Russia's debt dealings have left analysts scratching their heads, with the country set to close the book on its first Eurobond issue since sanctions were imposed on Moscow.
The U.S. dollar-denominated issue is the first Eurobond placement in the two years since Moscow was slapped with sanctions over its intervention in Ukraine and has been organized without the help of any Western banks. A Eurobond is a bond sold outside the country in whose currency it is denominated.
According to Russian news agency, RIA, investor demand for the 10-year paper had amounted to $6.3 billion by Tuesday morning.
Nomura's Timothy Ash said Tuesday that the bond looked 'half-baked' and the Russian Ministry of Finance risked looking stupid.
"It seems to just show weakness, not strength, so why bother? Are the Russian authorities so desperate for the cash?," Ash said in an email.
"I cannot quite understand why the Russians came with this issue, which has no Western banks lead managing, no Western paying agents and the bond is not euro-clearable. So it is very hard for Western institutional investors to participate."

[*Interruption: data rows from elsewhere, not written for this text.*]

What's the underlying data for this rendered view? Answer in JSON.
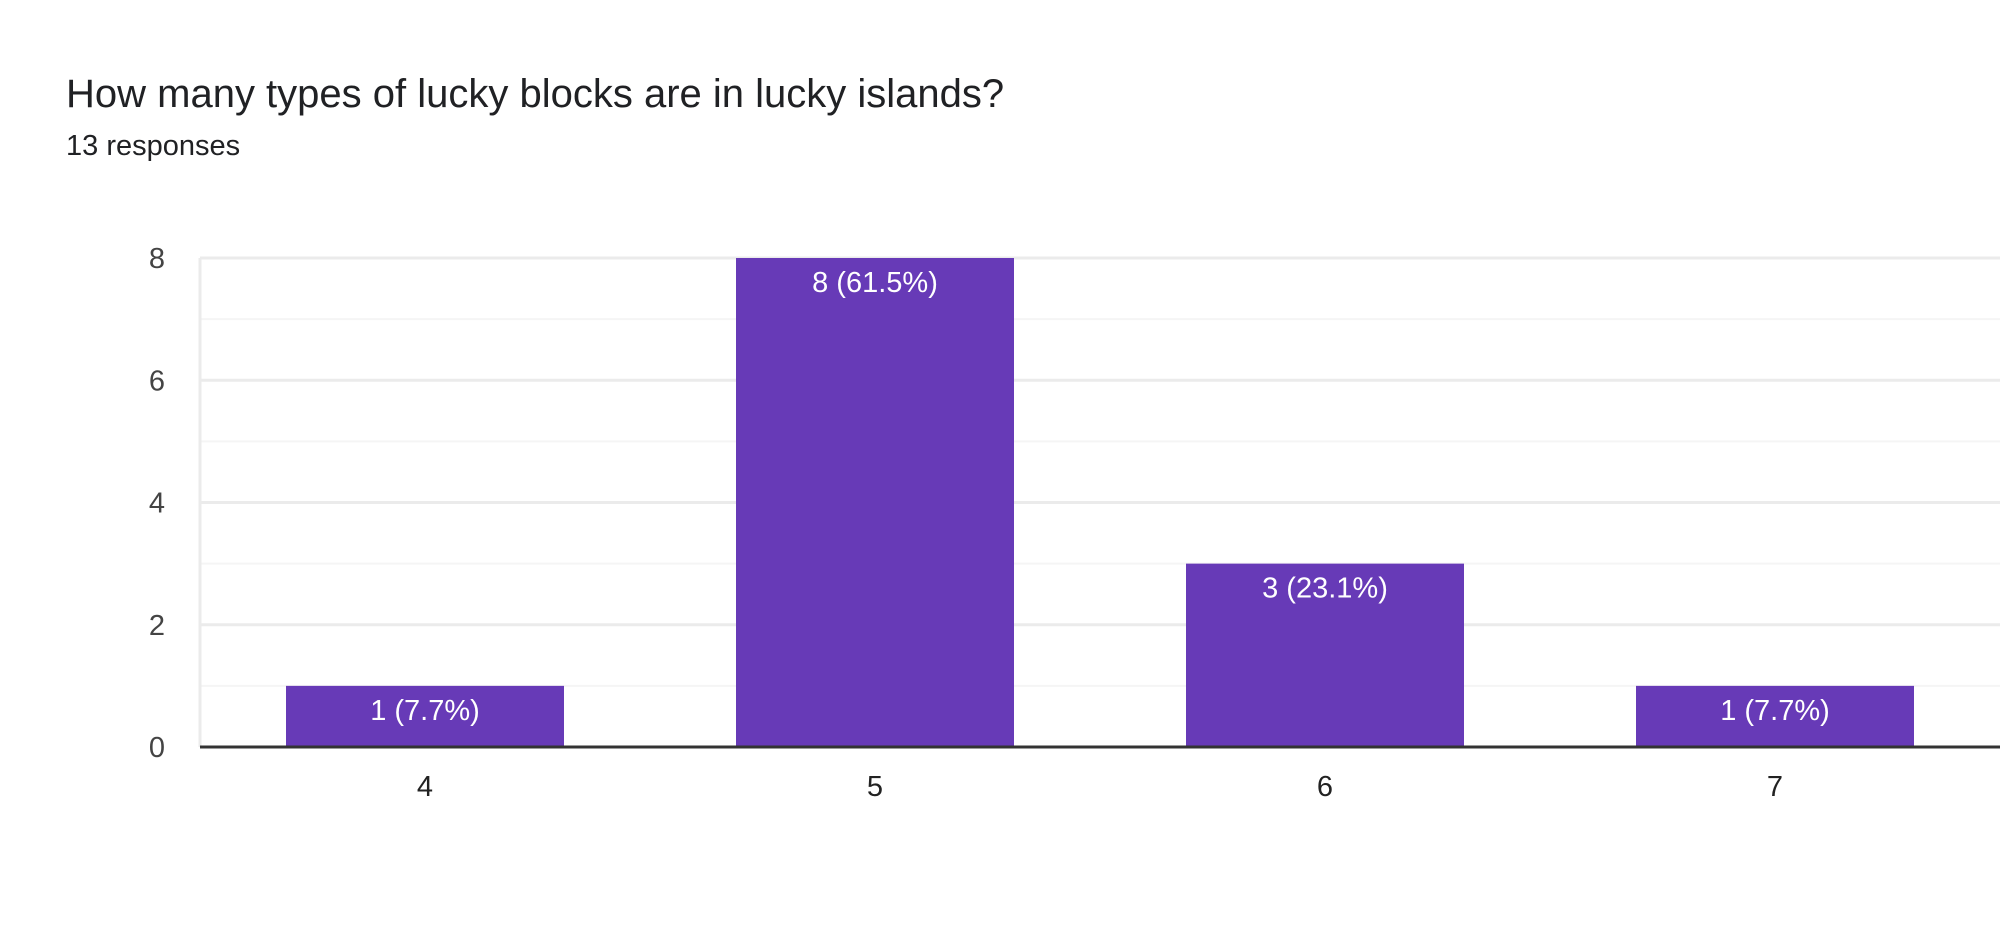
{
  "question": {
    "title": "How many types of lucky blocks are in lucky islands?",
    "responses": "13 responses"
  },
  "colors": {
    "bar": "#673ab7",
    "gridline": "#ebebeb",
    "minor_gridline": "#f5f5f5",
    "axis": "#333333"
  },
  "chart_data": {
    "type": "bar",
    "title": "How many types of lucky blocks are in lucky islands?",
    "subtitle": "13 responses",
    "categories": [
      "4",
      "5",
      "6",
      "7"
    ],
    "values": [
      1,
      8,
      3,
      1
    ],
    "data_labels": [
      "1 (7.7%)",
      "8 (61.5%)",
      "3 (23.1%)",
      "1 (7.7%)"
    ],
    "y_ticks": [
      "0",
      "2",
      "4",
      "6",
      "8"
    ],
    "ylim": [
      0,
      8
    ],
    "xlabel": "",
    "ylabel": "",
    "grid": true,
    "legend": "none"
  }
}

A deal notice issued to investors Monday showed Russia was selling the Eurobond with a guided yield to between 4.65 and 4.9 percent.
Maria Radchenko, senior analyst on fixed income at BCS Prime expects the yield will be less once the settlement date is fulfilled on Friday May 27.
Radchenko told CNBC that the announcement of the Eurobond and its forecast yield, caused a sell-off in Russian sovereign bonds.
"At the same time, there were no corresponding sales in Russian corporate Eurobonds, thus we can't say that investors' appetite to Russian risk is cooling down," she said Tuesday.